Beef broth plays an important role in making of German goulash. Not only does it add liquid to beef goulash but also brings a lot of flavor. That’s why you will find many German goulash recipes calling for what can be translated as ‘strong beef broth’ – thick, intensely flavored and insanely delicious. But don’t worry, any beef stock will do. I like to use good quality beef bouillon cubes to make beef broth, with a few extra cubes thrown in for stronger flavor. If you can make your own beef broth, do it. There is nothing like homemade broth made with beef bones slowly simmered in water with veggies and spices for several hours, similar to the one used to make pho soup.
Many modern goulash recipes in Germany tend to use a ‘Saucenbinder’, or a sauce thickener. In the classic recipe this is unnecessary as the goulash will thicken plenty on its own if you let it cook uncovered, or partially covered, for a certain amount of time. This will allow the dish to taste rich, flavorful and tasty but without the added calories and the heaviness after you devour a bowl of this goodness. This dish is a great example of soul food that does not leave you feeling guilty. Not unless you pair it with a big bowl of noodles or pasta.

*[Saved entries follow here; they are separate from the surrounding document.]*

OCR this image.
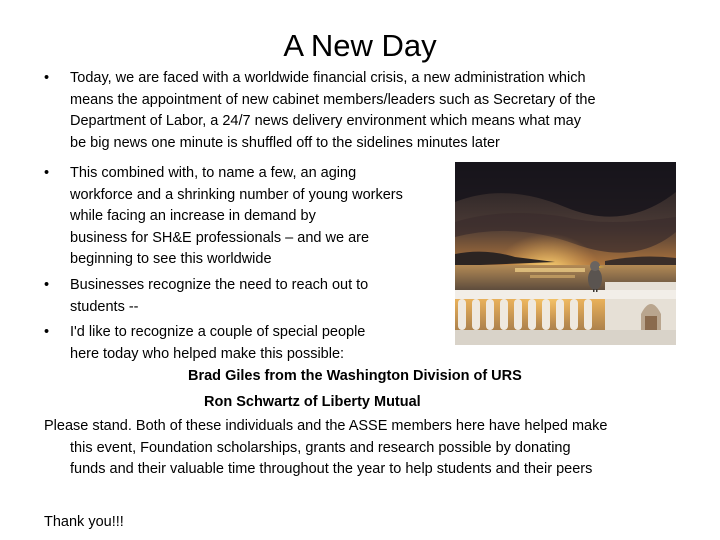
A New Day
• Today, we are faced with a worldwide financial crisis, a new administration which
means the appointment of new cabinet members/leaders such as Secretary of the
Department of Labor, a 24/7 news delivery environment which means what may
be big news one minute is shuffled off to the sidelines minutes later

• This combined with, to name a few, an aging
workforce and a shrinking number of young workers
while facing an increase in demand by
business for SH&E professionals – and we are
beginning to see this worldwide

• Businesses recognize the need to reach out to
students --

• I'd like to recognize a couple of special people
here today who helped make this possible:

Brad Giles from the Washington Division of URS

Ron Schwartz of Liberty Mutual

Please stand. Both of these individuals and the ASSE members here have helped make
this event, Foundation scholarships, grants and research possible by donating
funds and their valuable time throughout the year to help students and their peers

Thank you!!!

It would be a shame though if you don’t as the two go so well together.
- 2 lbs yellow onions (about 6-8 medium onions)
- 4 Tbsp clarified butter (regular butter will work as well)
- 2 lbs lean beef (veal or trimmed chuck is best)
- 3 cloves garlic
- 1 tsp caraway seeds
- 2 tsp dried marjoram
- 2 Tbsp sweet paprika
- 2 Tbsp tomato paste
- 3 Tbsp red wine vinegar
- 1 3/4 cup beef broth
- 2 bay leaves
- 1 tsp kosher salt (plus more to taste)
- 1/4 tsp ground black pepper (plus more to taste)
- Preheat the oven to 350F if cooking in the oven as opposed to on the stove top.
- Peel and chop the onions very finely. Set aside.
- Heat the butter in a roasting pan over medium heat. Add the onions and cook, stirring frequently, until golden brown, about 30 minutes.
- In the meantime, trim the beef of any fat and sinew, then cut the beef into about 1" - 1 1/2" pieces. Set aside.
- Peel the garlic, chop, add caraway seeds and mince together with a knife.
- Once the onions are ready, add the beef broth, red wine vinegar, paprika and the meat together with the bay leaves, garlic, caraway seeds, marjoram, and tomato paste. Mix and bring to gentle simmer. Turn the heat down to low, cover and let simmer on the stove top (or in the oven at 350F) until the onions have mostly disintegrated and the beef is tender, about 90 minutes to 2 hours. For a thicker consistency, cook uncovered or partially covered after 1 hour while frequently checking on the progress. Once the goulash is thick enough for your taste, cover and continue cooking until done.
- Season the goulash with salt and pepper, remove the bay leaves and serve while hot.